But this is exactly the O(N²) scaling
@KarenRei mentioned: with a given layering architecture the size of a layer is roughly a constant percentage of the total number of neurons. So as N increases, the size of all weights and thus the overhead of inference calculations of the most important layers goes up quadratically - i.e. O(N²).
This is why
@jimmy_d's enthusiasm about the large networks in the firmware was justified IMO: overhead doesn't increase linearly with number of neurons but quadratically.
Given that Tesla's current networks only utilize about 10% of a single HW3 chip's capacity, I doubt there's much input down-sampling done in the "full size" FSD networks (be it max pooling or any other size reduction method such as the post training trimming of layers).
So yes, it makes sense to talk about big O, as long as there's still significant idle time left in the computing unit.

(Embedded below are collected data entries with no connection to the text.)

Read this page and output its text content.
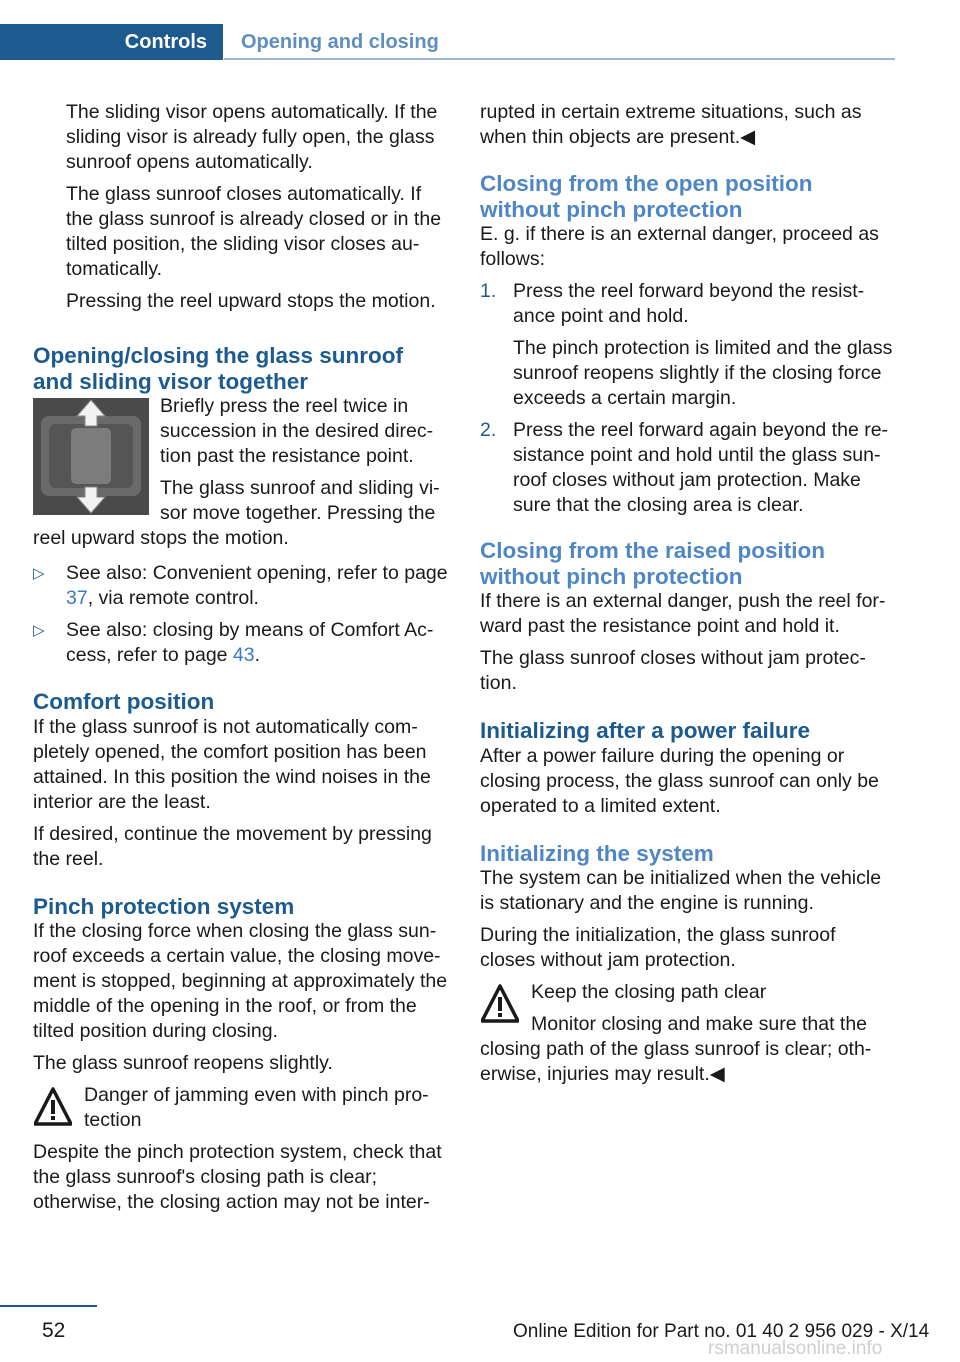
Controls Opening and closing

The sliding visor opens automatically. If the sliding visor is already fully open, the glass sunroof opens automatically.

The glass sunroof closes automatically. If the glass sunroof is already closed or in the tilted position, the sliding visor closes au-tomatically.

Pressing the reel upward stops the motion.

Opening/closing the glass sunroof and sliding visor together

Briefly press the reel twice in succession in the desired direc-tion past the resistance point.

The glass sunroof and sliding vi-sor move together. Pressing the reel upward stops the motion.

▷ See also: Convenient opening, refer to page 37, via remote control.
▷ See also: closing by means of Comfort Ac-cess, refer to page 43.
Comfort position

If the glass sunroof is not automatically com-pletely opened, the comfort position has been attained. In this position the wind noises in the interior are the least.

If desired, continue the movement by pressing the reel.

Pinch protection system

If the closing force when closing the glass sun-roof exceeds a certain value, the closing move-ment is stopped, beginning at approximately the middle of the opening in the roof, or from the tilted position during closing.

The glass sunroof reopens slightly.

Danger of jamming even with pinch pro-tection

Despite the pinch protection system, check that the glass sunroof's closing path is clear; otherwise, the closing action may not be inter-

rupted in certain extreme situations, such as when thin objects are present.◀

Closing from the open position without pinch protection

E. g. if there is an external danger, proceed as follows:

1. Press the reel forward beyond the resist-ance point and hold.

The pinch protection is limited and the glass sunroof reopens slightly if the closing force exceeds a certain margin.

2. Press the reel forward again beyond the re-sistance point and hold until the glass sun-roof closes without jam protection. Make sure that the closing area is clear.

Closing from the raised position without pinch protection

If there is an external danger, push the reel for-ward past the resistance point and hold it.

The glass sunroof closes without jam protec-tion.

Initializing after a power failure

After a power failure during the opening or closing process, the glass sunroof can only be operated to a limited extent.

Initializing the system

The system can be initialized when the vehicle is stationary and the engine is running.

During the initialization, the glass sunroof closes without jam protection.

Keep the closing path clear

Monitor closing and make sure that the closing path of the glass sunroof is clear; oth-erwise, injuries may result.◀

52	Online Edition for Part no. 01 40 2 956 029 - X/14
rsmanualsonline.info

O(N²) also makes it clear how difficult the competition is going to find it to catch up with Tesla's FSD technology:
- Even Google backed Waymo is going to have significant difficulties matching HW3 performance IMHO - and they have no business model to reach Tesla's training data volume.
- All the ICE makers trying to build their own FSD solution based on commodity computing hardware are IMO out of the FSD race. They have neither the hardware nor the training data. They just don't know it yet that they are dead.